Chris Stein, a graduate of UNLV’s Boyd Law School who has traveled the globe during his 12-year Air Force career, said he didn’t sign up for the military for a life of comfort and ease. But neither did he feel prepared for this intense new mission.
“When I deployed to Afghanistan and walked the streets of Kabul, sure, there’s a threat, but I pretty much understood what the threat was and how to mitigate the threat,” he said. “But with COVID, we just don’t know how to do that.”
Stein’s first thought during the delivery was to grab one of the military first aid kits to seek anything that would help with the delivery.
“It turns out I didn’t need any of that,” he said. “Mother Nature knows what she’s doing.”
Within 10 seconds of his wife sitting back down on the sofa to position herself for labor, Stein recalls, he saw their baby begin to emerge.
“You see sort of this tranquil face of a baby who has no idea what’s going on, no idea that she’s being born, let alone in a Madrid apartment in the midst of a global pandemic,” Stein said.

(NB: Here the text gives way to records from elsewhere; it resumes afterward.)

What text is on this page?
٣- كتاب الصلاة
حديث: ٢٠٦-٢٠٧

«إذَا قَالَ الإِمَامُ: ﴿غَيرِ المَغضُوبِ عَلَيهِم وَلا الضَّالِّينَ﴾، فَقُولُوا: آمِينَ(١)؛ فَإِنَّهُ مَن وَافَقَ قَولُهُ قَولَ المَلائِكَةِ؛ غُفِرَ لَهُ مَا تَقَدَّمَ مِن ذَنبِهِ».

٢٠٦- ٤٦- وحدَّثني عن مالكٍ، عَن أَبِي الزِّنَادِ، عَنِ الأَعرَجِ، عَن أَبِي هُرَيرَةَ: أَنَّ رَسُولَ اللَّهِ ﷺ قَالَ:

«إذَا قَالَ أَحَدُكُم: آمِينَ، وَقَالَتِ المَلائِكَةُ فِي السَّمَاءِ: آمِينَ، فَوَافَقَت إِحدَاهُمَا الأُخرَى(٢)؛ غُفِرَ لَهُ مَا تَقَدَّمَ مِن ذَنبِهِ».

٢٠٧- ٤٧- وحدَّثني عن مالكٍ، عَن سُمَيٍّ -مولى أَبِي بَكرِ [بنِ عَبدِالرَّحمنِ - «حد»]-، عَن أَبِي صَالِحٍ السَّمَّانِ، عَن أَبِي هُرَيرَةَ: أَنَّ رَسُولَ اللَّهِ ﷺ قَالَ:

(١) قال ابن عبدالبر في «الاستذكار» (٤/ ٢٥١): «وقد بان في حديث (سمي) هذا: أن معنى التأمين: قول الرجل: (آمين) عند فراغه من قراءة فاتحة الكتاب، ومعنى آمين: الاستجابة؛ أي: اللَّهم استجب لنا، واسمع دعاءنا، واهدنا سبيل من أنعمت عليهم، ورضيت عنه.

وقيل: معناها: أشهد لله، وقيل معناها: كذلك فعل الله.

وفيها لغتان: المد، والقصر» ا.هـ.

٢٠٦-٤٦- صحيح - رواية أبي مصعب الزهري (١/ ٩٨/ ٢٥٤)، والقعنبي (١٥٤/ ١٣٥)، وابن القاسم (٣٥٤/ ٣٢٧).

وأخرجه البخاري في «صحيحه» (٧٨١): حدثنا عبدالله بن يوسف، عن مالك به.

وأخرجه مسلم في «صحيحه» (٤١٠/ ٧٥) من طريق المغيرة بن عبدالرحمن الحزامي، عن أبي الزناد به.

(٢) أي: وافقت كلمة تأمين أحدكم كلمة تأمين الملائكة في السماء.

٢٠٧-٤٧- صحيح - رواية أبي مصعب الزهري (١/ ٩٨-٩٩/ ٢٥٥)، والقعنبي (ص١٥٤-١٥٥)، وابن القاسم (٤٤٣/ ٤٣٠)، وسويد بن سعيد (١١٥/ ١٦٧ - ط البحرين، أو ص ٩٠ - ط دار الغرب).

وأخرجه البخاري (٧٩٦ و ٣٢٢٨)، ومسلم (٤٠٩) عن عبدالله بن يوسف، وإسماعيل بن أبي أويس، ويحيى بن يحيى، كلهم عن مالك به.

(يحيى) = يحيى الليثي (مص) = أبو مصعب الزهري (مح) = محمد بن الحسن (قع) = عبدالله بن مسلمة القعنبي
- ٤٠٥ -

“So you just, like, see that peacefulness and you just immediately fall in love.”
“I could feel his energy,” Sarah Stein said of her husband. “He had a lot of adrenaline coming, but I was taught to kind of relax during labor, so I said, ‘Let’s just focus on pushing, because we have to get her out.’”
At that moment, Stein wrapped his hands around the back of the baby’s head. In one more contraction, she came out into his arms.
The baby’s gender was a surprise. After she was born, the couple looked through a list of names, and Chris Stein saw one that stood out: Sadie.
“That’s really pretty,” Sarah Stein said. “And it just kind of fell into our lap, like it was meant to be.”
The name Sadie is an old-fashioned derivative of Sarah.
“I told her, ‘after this amazing experience, where you were so strong, I want her to be a little Sarah,’” Chris Stein said.
Spain is in Phase Two of its recovery plan and has been much more restrictive in its quarantine rules than the U.S.
But finally the family members can sit at restaurants outside and travel within the Madrid region, though they still have scheduled hours for outside exercise and walks.
“Overall, things feel a lot better with this freedom,” Chris Stein said by email. “We’re hoping the situation continues to progress so we can travel Spain-wide around 1 July.”
Coronavirus ‘just struck me’
The Steins came down with COVID-19 two weeks before their third daughter was due. By the time of her birth, they already had been locked down in their apartment for seven weeks, since schools closed around March 10.
Two days later, the U.S. Embassy sent Stein home after employees started contracting the virus. That weekend, Stein says, the virus “just struck me.”
He felt intense body fatigue and aches, and he lost his sense of smell. Sarah Stein also started becoming congested and lost her sense of smell and taste. They both tested positive for the virus shortly thereafter.
At the time, COVID-19 was still so new and there wasn’t much information out there about how pregnant women reacted and whether it could be transmitted in utero.
The doctors wanted to isolate the baby for 24 hours after birth, but the parents refused. Sarah Stein said she wore a mask for the first five days of nursing Sadie, and they did their best to be cautious. None of their kids has tested positive.
“We would have had no control over the birth experience at the hospital. We knew it was going to be a sterile operating room. Everyone would be wearing the full suits, and I probably wouldn’t even be allowed in,” Chris Stein said.
“And then it turned out to just be this beautiful experience that we had together here at home, and it was absolutely the best thing that we could have imagined during these times.”